It’s construction season for colleges, too

Artist’s conception for the new Daniel and Pamella DeVos Center for Interprofessional Health.

Drivers are used to seeing all kinds of orange barrels, cones and signs as they pass through Michigan’s seemingly interminable construction zones.

But they aren’t the only ones used to having bulldozers and other vehicles perform as symbols of summer.

College students are just as likely to see work being done on campus as they are to pass through a construction zone on the road. Many college campuses have the telltale signs of construction.

Work continues this summer at Grand Valley State University, where more than 300 people attended a groundbreaking ceremony last fall for the Daniel and Pamella DeVos Center for Interprofessional Health on GVSU’s expanding Health Campus in downtown Grand Rapids.

The new health center on the campus of Grand Valley State University is named for Daniel and Pamella DeVos.

And that’s how it’s been this summer at Eastern Michigan University in Ypsilanti, where the sounds of construction have echoed all summer as the school has engaged in what university officials are calling “an unprecedented” number of capital projects that touch on myriad phases of campus life, including academics, athletics, recreation, health, safety, technology and, of course, parking.

“The summer at Eastern Michigan University always abounds with construction and improvements to our beautiful campus, but this year is special,” said President James Smith. “The variety of projects serve a great range of student and community needs that touch upon academics and various facets in the quality of campus life.”

Construction season
At EMU, the highlights have included:

  • Sill Hall renovation: Sill, the home of the renamed College of Engineering and Technology, is being renovated at a cost of $40 million, with completion set for fall of 2020.
  • Olds Robb/Rec IM renovation: The $16 million project involves extensive improvements to fitness and training areas, a new entrance and attractive collaboration and gathering spaces. The third through fifth floors will be compete in fall 2019, with the first and second floors to be done in fall 2020.
  • Student-Athlete Performance Center: The $20 million project, of which $12 million is to be funded through fundraising, involves a new two-story structure adjacent to the north end zone of Rynearson Stadium. The project includes a new weight room, athletic training and meeting rooms, offices and a scoreboard. Work began last summer and was completed earlier this month.
  • New Health Center construction: You can vividly see this project taking shape at the northwest end of campus. The $14 million project is a collaboration between the University, St. Joseph Mercy System and IHA and involves two single-story buildings. One is a community health center staffed by IHA and the other will house Eastern programs such as CAPS and the Psychology Clinic. Completion is set for January 2020.
  • Mark Jefferson Science Complex – Neuroscience and Fermentation Science buildout: The $2.1 million project involves renovation of the fifth floor of the complex to support the recently established Neuroscience and Fermentation Science programs. The project will be complete in fall 2019.
  • IT campus capital projects: This work involves the updating of more than 100 classrooms with technology, completing a seven-year cycle; along with computer network upgrades in all buildings and campus Wi-Fi in the Tower residence halls. The work will be completed in August 2019.
  • Campus security: This $3.6 million, three-year project involves the addition of fencing around selected parking lots, the addition of LED lighting in the campus mall, Oakwood Street, Ann Street and selected parking lots and security cameras all around campus. The campus now has more than 900 cameras.
  • Campus Parking and Paving Projects: The University’s parking partner, LAZ, is funding a dozen projects spread over this past fiscal year and during this summer. Those includes repairs to the main parking structure, located in the center of campus; extending Lyman Street, work on Cornell Drive and a variety of other parking lot repairs.

Working the ‘Mile’
GVSU’s new DeVos Center, under construction on the Medical Mile and expected to open in May 2021, will be the third and flagship building on the Health Campus, joining the Cook-DeVos Center for Health Sciences and Raleigh J. Finkelstein Hall.

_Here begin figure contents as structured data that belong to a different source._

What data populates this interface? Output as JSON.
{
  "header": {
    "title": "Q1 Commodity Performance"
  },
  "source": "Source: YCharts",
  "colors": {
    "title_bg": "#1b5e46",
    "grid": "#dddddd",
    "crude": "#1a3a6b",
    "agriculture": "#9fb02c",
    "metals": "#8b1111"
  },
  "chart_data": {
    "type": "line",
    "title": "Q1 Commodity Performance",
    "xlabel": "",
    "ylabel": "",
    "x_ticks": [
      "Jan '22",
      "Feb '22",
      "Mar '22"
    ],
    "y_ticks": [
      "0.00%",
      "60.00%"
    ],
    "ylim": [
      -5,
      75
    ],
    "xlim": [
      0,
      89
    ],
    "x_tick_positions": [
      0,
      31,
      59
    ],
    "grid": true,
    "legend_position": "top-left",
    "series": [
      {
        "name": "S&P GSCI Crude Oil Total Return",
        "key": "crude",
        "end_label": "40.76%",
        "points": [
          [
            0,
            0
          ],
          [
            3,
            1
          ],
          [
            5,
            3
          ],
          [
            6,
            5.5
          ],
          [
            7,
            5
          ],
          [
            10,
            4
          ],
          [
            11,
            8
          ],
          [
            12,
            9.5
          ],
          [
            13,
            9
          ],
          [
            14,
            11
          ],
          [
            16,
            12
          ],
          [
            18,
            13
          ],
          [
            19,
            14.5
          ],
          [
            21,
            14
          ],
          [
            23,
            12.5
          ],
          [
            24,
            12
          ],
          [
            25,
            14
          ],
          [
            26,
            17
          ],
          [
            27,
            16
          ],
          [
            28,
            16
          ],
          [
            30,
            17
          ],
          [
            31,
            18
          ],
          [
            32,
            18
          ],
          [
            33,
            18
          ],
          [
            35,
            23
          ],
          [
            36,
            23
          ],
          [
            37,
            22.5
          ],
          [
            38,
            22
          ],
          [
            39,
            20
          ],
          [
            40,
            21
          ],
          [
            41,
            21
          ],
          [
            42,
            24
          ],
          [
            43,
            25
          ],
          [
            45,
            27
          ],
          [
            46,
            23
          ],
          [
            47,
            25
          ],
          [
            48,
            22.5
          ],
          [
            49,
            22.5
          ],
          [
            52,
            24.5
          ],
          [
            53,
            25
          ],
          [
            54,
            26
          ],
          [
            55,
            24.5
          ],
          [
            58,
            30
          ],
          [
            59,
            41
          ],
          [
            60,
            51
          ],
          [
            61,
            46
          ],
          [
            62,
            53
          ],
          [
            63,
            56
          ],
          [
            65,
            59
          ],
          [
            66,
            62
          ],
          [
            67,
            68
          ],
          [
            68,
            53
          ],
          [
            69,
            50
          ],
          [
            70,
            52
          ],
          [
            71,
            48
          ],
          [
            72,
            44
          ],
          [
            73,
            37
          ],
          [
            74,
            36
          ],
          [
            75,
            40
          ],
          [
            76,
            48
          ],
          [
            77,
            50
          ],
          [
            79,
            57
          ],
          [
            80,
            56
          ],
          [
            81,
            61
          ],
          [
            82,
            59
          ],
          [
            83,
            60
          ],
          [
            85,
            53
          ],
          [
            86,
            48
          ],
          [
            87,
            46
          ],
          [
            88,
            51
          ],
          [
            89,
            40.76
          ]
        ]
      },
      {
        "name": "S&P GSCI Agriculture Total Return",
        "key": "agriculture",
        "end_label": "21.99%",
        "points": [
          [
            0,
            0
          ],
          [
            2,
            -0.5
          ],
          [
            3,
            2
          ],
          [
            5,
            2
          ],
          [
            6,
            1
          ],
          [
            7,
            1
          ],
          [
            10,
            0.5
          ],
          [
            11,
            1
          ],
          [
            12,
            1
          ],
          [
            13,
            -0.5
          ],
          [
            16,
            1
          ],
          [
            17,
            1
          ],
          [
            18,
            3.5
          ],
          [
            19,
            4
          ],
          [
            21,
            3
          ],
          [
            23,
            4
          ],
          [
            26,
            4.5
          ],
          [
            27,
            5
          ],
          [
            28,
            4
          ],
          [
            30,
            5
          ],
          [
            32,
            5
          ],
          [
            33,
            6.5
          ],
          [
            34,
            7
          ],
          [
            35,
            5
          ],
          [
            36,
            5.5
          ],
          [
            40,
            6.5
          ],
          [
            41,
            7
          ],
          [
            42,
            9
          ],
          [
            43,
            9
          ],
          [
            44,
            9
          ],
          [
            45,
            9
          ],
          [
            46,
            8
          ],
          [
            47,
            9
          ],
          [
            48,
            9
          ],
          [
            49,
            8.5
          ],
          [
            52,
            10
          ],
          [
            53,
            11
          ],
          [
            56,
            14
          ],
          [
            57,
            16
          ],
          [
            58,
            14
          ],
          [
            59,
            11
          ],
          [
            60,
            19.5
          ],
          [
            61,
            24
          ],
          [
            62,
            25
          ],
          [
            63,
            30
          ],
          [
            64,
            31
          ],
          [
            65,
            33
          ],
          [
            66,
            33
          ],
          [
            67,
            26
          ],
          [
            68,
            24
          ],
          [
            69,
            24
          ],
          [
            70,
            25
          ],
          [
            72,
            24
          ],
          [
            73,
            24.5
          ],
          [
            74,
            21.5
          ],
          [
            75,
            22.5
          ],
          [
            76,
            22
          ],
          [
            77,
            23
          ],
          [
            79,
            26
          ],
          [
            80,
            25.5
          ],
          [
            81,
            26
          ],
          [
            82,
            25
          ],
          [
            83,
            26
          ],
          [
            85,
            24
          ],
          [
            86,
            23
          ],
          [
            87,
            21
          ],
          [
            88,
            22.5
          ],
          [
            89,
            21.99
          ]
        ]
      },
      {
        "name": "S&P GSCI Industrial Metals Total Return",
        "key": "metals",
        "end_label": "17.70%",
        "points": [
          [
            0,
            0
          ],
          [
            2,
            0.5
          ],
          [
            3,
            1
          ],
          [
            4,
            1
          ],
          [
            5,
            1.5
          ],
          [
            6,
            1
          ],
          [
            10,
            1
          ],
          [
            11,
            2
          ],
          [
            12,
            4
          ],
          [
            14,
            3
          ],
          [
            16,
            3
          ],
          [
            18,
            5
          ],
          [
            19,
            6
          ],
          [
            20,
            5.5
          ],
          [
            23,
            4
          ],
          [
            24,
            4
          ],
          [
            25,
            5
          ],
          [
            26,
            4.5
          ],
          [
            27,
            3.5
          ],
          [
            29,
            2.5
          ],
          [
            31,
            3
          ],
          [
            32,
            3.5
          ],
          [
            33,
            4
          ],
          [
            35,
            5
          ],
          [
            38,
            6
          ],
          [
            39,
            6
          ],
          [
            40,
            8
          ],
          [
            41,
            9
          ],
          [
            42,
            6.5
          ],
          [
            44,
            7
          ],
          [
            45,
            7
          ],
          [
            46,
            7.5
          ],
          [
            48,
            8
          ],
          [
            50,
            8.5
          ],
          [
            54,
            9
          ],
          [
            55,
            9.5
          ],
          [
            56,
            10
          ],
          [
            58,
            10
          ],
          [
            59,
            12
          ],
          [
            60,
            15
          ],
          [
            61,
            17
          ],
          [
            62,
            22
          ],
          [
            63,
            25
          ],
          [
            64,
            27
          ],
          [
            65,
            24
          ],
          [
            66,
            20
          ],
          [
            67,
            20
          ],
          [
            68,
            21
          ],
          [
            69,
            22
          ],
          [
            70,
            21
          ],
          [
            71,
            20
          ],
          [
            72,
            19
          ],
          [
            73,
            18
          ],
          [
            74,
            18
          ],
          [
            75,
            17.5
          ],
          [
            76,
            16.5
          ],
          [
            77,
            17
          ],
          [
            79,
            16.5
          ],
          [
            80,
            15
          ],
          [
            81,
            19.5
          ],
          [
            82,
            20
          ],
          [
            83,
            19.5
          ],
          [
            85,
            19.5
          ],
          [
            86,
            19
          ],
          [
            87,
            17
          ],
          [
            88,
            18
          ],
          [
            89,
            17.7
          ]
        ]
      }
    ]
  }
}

Grand Valley State University President Emeritus Thomas Haas speaks at the grand opening for the new Daniel and Pamella DeVos Center for Interprofessional Health.

The center will include 15 classrooms and 14 interactive laboratories, and help accommodate expanding programs in growing fields at both the undergraduate and graduate level. The new five-story, 160,000-square-foot center will allow Grand Valley to significantly expand and update its simulation center and space available for collaborative work.

At the groundbreaking ceremony, then-President Thomas J. Haas, who has since retired and serves as President Emeritus, thanked donors and elected officials for their “continuing transformative support” of Grand Valley and its students. Haas said the naming of the building for Dan and Pamella DeVos reflects the genuine care and concern they have for the community and its future.

“We will generate a great return on your investment by continuing to provide top talent for our region and our state,” Haas said at the time. “I’m often told by employers across the state that our health sciences graduates are exceptional caregivers.”

The State of Michigan is providing $29 million for the $70 million project; the remaining funds will come from private donors and university bonds. Construction is expected to be completed in May 2021.